I know where the diamonds of
    brightness have birth,
In the caves of old ocean and
    dark womb of earth;
I'll choose for my fairest the
    rarest of all,
To deck as she pleases the
    crystal-built hall.


'Tis the night of my bridal - I've
    passed it with you;
The morning star blazes - ye
    chieftains, Adieu!
When yearly this dark night of
    wonder shall be,
Remember the bridal; and
    think, think of me.


High lord of the castle, dark
    chief of the wold,
The banquet of feasting I leave
    but, behold!
I'll snatch to my bosom the maid
    of my vow,
McAuliffe's bright daughter,
    that maiden art thou.


'Tis vain, O rash bridegroom
    nor tempt my high power
I've decked for Meelan the
    gay nuptial bower;
My train are in waiting,
    impatient I fly,
My chariot the wild winds, my
    pathway the sky.


Then rose through the castle 
    the wild guests fright,
As his strong arm he twined her
    round.
And winged through the wide
    yawning roof of his flight;
But ne'er was the bride, since
    that fear-fraught night,
Or the mysterious stranger,
    found.

To yonder rude cliff called from
    Meelan's name,
Through many an olden day -
Where stood the gay hall of
    enchanted fame,
Invisible save to the wizard's
    beam -
The mountain-sprite bore his
    prey.

At night when cottagers calm
    repose,
And silent the grove and green,
Fair Meelan is oft at the dark
    heat's close,
While swells the sad tale of her
    fate and woes,
Near her rock of enchantment
    seen.
2
NOTES
1. Although Malachy is named as the Chieftain in the above poem, it is believed that Mealane (Meelan or Meelin) was most likely the daughter of Florence, the last real Chieftain of the clan.
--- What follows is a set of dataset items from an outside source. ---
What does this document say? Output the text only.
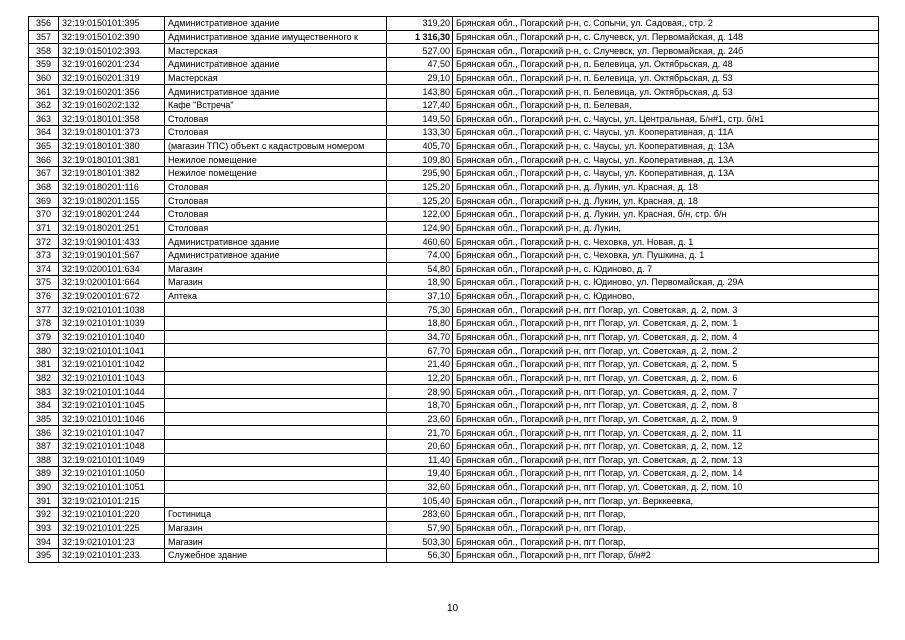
356	32:19:0150101:395	Административное здание	319,20	Брянская обл., Погарский р-н, с. Сопычи, ул. Садовая,, стр. 2
357	32:19:0150102:390	Административное здание имущественного к	1 316,30	Брянская обл., Погарский р-н, с. Случевск, ул. Первомайская, д. 148
358	32:19:0150102:393	Мастерская	527,00	Брянская обл., Погарский р-н, с. Случевск, ул. Первомайская, д. 24б
359	32:19:0160201:234	Административное здание	47,50	Брянская обл., Погарский р-н, п. Белевица, ул. Октябрьская, д. 48
360	32:19:0160201:319	Мастерская	29,10	Брянская обл., Погарский р-н, п. Белевица, ул. Октябрьская, д. 53
361	32:19:0160201:356	Административное здание	143,80	Брянская обл., Погарский р-н, п. Белевица, ул. Октябрьская, д. 53
362	32:19:0160202:132	Кафе "Встреча"	127,40	Брянская обл., Погарский р-н, п. Белевая,
363	32:19:0180101:358	Столовая	149,50	Брянская обл., Погарский р-н, с. Чаусы, ул. Центральная, Б/н#1, стр. б/н1
364	32:19:0180101:373	Столовая	133,30	Брянская обл., Погарский р-н, с. Чаусы, ул. Кооперативная, д. 11А
365	32:19:0180101:380	(магазин ТПС) объект с кадастровым номером	405,70	Брянская обл., Погарский р-н, с. Чаусы, ул. Кооперативная, д. 13А
366	32:19:0180101:381	Нежилое помещение	109,80	Брянская обл., Погарский р-н, с. Чаусы, ул. Кооперативная, д. 13А
367	32:19:0180101:382	Нежилое помещение	295,90	Брянская обл., Погарский р-н, с. Чаусы, ул. Кооперативная, д. 13А
368	32:19:0180201:116	Столовая	125,20	Брянская обл., Погарский р-н, д. Лукин, ул. Красная, д. 18
369	32:19:0180201:155	Столовая	125,20	Брянская обл., Погарский р-н, д. Лукин, ул. Красная, д. 18
370	32:19:0180201:244	Столовая	122,00	Брянская обл., Погарский р-н, д. Лукин, ул. Красная, б/н, стр. б/н
371	32:19:0180201:251	Столовая	124,90	Брянская обл., Погарский р-н, д. Лукин,
372	32:19:0190101:433	Административное здание	460,60	Брянская обл., Погарский р-н, с. Чеховка, ул. Новая, д. 1
373	32:19:0190101:567	Административное здание	74,00	Брянская обл., Погарский р-н, с. Чеховка, ул. Пушкина, д. 1
374	32:19:0200101:634	Магазин	54,80	Брянская обл., Погарский р-н, с. Юдиново, д. 7
375	32:19:0200101:664	Магазин	18,90	Брянская обл., Погарский р-н, с. Юдиново, ул. Первомайская, д. 29А
376	32:19:0200101:672	Аптека	37,10	Брянская обл., Погарский р-н, с. Юдиново,
377	32:19:0210101:1038		75,30	Брянская обл., Погарский р-н, пгт Погар, ул. Советская, д. 2, пом. 3
378	32:19:0210101:1039		18,80	Брянская обл., Погарский р-н, пгт Погар, ул. Советская, д. 2, пом. 1
379	32:19:0210101:1040		34,70	Брянская обл., Погарский р-н, пгт Погар, ул. Советская, д. 2, пом. 4
380	32:19:0210101:1041		67,70	Брянская обл., Погарский р-н, пгт Погар, ул. Советская, д. 2, пом. 2
381	32:19:0210101:1042		21,40	Брянская обл., Погарский р-н, пгт Погар, ул. Советская, д. 2, пом. 5
382	32:19:0210101:1043		12,20	Брянская обл., Погарский р-н, пгт Погар, ул. Советская, д. 2, пом. 6
383	32:19:0210101:1044		28,90	Брянская обл., Погарский р-н, пгт Погар, ул. Советская, д. 2, пом. 7
384	32:19:0210101:1045		18,70	Брянская обл., Погарский р-н, пгт Погар, ул. Советская, д. 2, пом. 8
385	32:19:0210101:1046		23,60	Брянская обл., Погарский р-н, пгт Погар, ул. Советская, д. 2, пом. 9
386	32:19:0210101:1047		21,70	Брянская обл., Погарский р-н, пгт Погар, ул. Советская, д. 2, пом. 11
387	32:19:0210101:1048		20,60	Брянская обл., Погарский р-н, пгт Погар, ул. Советская, д. 2, пом. 12
388	32:19:0210101:1049		11,40	Брянская обл., Погарский р-н, пгт Погар, ул. Советская, д. 2, пом. 13
389	32:19:0210101:1050		19,40	Брянская обл., Погарский р-н, пгт Погар, ул. Советская, д. 2, пом. 14
390	32:19:0210101:1051		32,60	Брянская обл., Погарский р-н, пгт Погар, ул. Советская, д. 2, пом. 10
391	32:19:0210101:215		105,40	Брянская обл., Погарский р-н, пгт Погар, ул. Верккеевка,
392	32:19:0210101:220	Гостиница	283,60	Брянская обл., Погарский р-н, пгт Погар,
393	32:19:0210101:225	Магазин	57,90	Брянская обл., Погарский р-н, пгт Погар,
394	32:19:0210101:23	Магазин	503,30	Брянская обл., Погарский р-н, пгт Погар,
395	32:19:0210101:233	Служебное здание	56,30	Брянская обл., Погарский р-н, пгт Погар, б/н#2
10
He was outlawed in 1641, after which the remaining MacAuliffe lands were split between Sir Richard Aldworth and the Earl of Orrery, hence the information in the article by M.Hickey that "the lands of McAuliffe passed to strange hands".

2. It is said that even today a ghostly figure in bridal dress has sometimes been seen near Meelan's Rock (nowadays known as Moylan's Rock).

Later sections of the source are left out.